4. Il ressort des pièces du dossier que Mme C... a épousé M. D..., ressortissant marocain né le 11 novembre 1973, détenteur, depuis le 11 novembre 1991, d'un titre de séjour puis d'une carte de résident, valable du 11 novembre 2011 jusqu'au 10 novembre 2021, dont il a sollicité le renouvellement.

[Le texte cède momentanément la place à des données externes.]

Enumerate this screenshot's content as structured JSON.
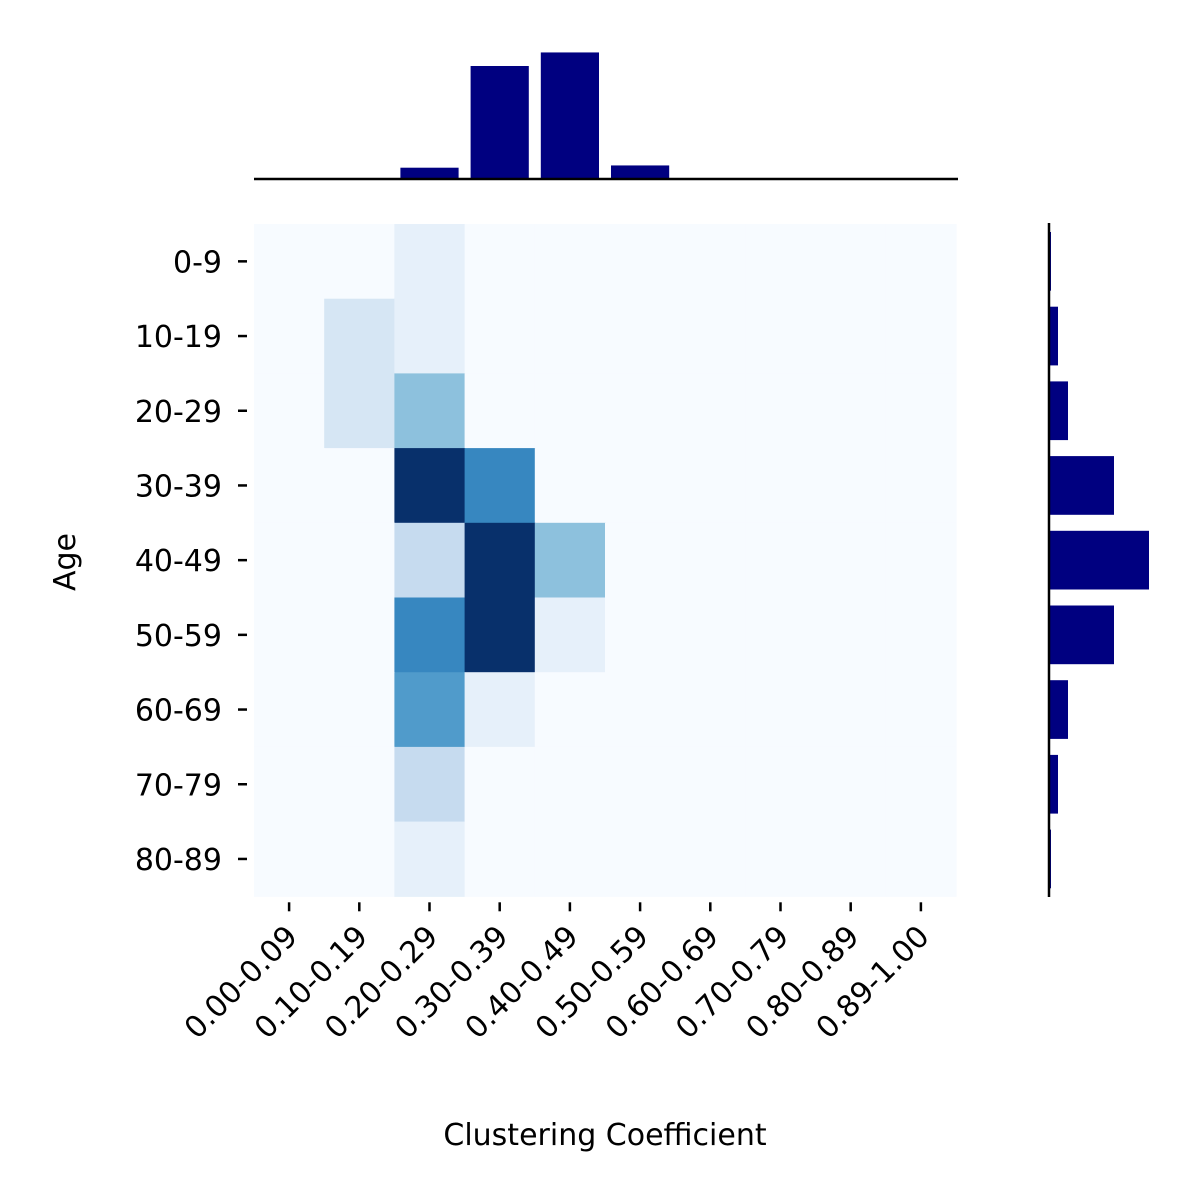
{
  "chart_data": {
    "type": "heatmap",
    "xlabel": "Clustering Coefficient",
    "ylabel": "Age",
    "x_categories": [
      "0.00-0.09",
      "0.10-0.19",
      "0.20-0.29",
      "0.30-0.39",
      "0.40-0.49",
      "0.50-0.59",
      "0.60-0.69",
      "0.70-0.79",
      "0.80-0.89",
      "0.89-1.00"
    ],
    "y_categories": [
      "0-9",
      "10-19",
      "20-29",
      "30-39",
      "40-49",
      "50-59",
      "60-69",
      "70-79",
      "80-89"
    ],
    "values": [
      [
        0,
        0,
        1,
        0,
        0,
        0,
        0,
        0,
        0,
        0
      ],
      [
        0,
        2,
        1,
        0,
        0,
        0,
        0,
        0,
        0,
        0
      ],
      [
        0,
        2,
        5,
        0,
        0,
        0,
        0,
        0,
        0,
        0
      ],
      [
        0,
        0,
        12,
        8,
        0,
        0,
        0,
        0,
        0,
        0
      ],
      [
        0,
        0,
        3,
        12,
        5,
        0,
        0,
        0,
        0,
        0
      ],
      [
        0,
        0,
        8,
        12,
        1,
        0,
        0,
        0,
        0,
        0
      ],
      [
        0,
        0,
        7,
        1,
        0,
        0,
        0,
        0,
        0,
        0
      ],
      [
        0,
        0,
        3,
        0,
        0,
        0,
        0,
        0,
        0,
        0
      ],
      [
        0,
        0,
        1,
        0,
        0,
        0,
        0,
        0,
        0,
        0
      ]
    ],
    "color_range": [
      0,
      12
    ],
    "colormap": "Blues",
    "top_marginal": {
      "type": "bar",
      "orientation": "vertical",
      "values": [
        0,
        0,
        0.1,
        1.0,
        1.12,
        0.12,
        0,
        0,
        0,
        0
      ],
      "color": "#000080"
    },
    "right_marginal": {
      "type": "bar",
      "orientation": "horizontal",
      "values": [
        0.02,
        0.09,
        0.19,
        0.65,
        1.0,
        0.65,
        0.19,
        0.09,
        0.02
      ],
      "color": "#000080"
    },
    "grid": false,
    "legend": "none"
  }
}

Si par un arrêté en date du 25 janvier 2022, la préfète de la Loire a refusé de renouveler la carte de résident de M. D..., lui a fait obligation de quitter le territoire français dans un délai de trente jours et a fixé le pays à destination duquel il pourra être reconduit d'office, le tribunal administratif de Lyon, par un jugement du 13 septembre 2022, a annulé cet arrêté et enjoint à la préfète de la Loire de procéder au réexamen de la demande de M. A... E.... En exécution de ce jugement, la préfète de la Loire a délivré à M. A... E... une carte de résident valable du 20 octobre 2022 au 19 octobre 2032. L'intéressé doit par suite être regardé comme ayant été en situation régulière depuis le 11 novembre 1991. Il n'est pas contesté que la requérante, entrée en France le 24 avril 2015 à l'âge de 31 ans, était déjà mariée avec M. A... E... depuis le 26 juin 2012 et qu'un enfant est né de cette union à Saint-Etienne le 30 juin 2020. Par suite, dans les circonstances particulières de l'espèce, Mme A..., qui justifie d'attaches suffisamment anciennes et stables en France, et exerce au demeurant l'activité d'agent d'entretien au sein d'un Ehpad dans le cadre d'un contrat à durée indéterminée conclu le 29 juillet 2021, est fondée à soutenir qu'en lui refusant la délivrance d'un titre de séjour, la préfète a porté une atteinte disproportionnée à son droit au respect de sa vie privée et familiale et a ainsi méconnu les dispositions de l'article L. 423-23 du code de l'entrée et du séjour des étrangers et du droit d'asile et les stipulations précitées de l'article 8 de la convention européenne de sauvegarde des droits de l'homme et des libertés fondamentales.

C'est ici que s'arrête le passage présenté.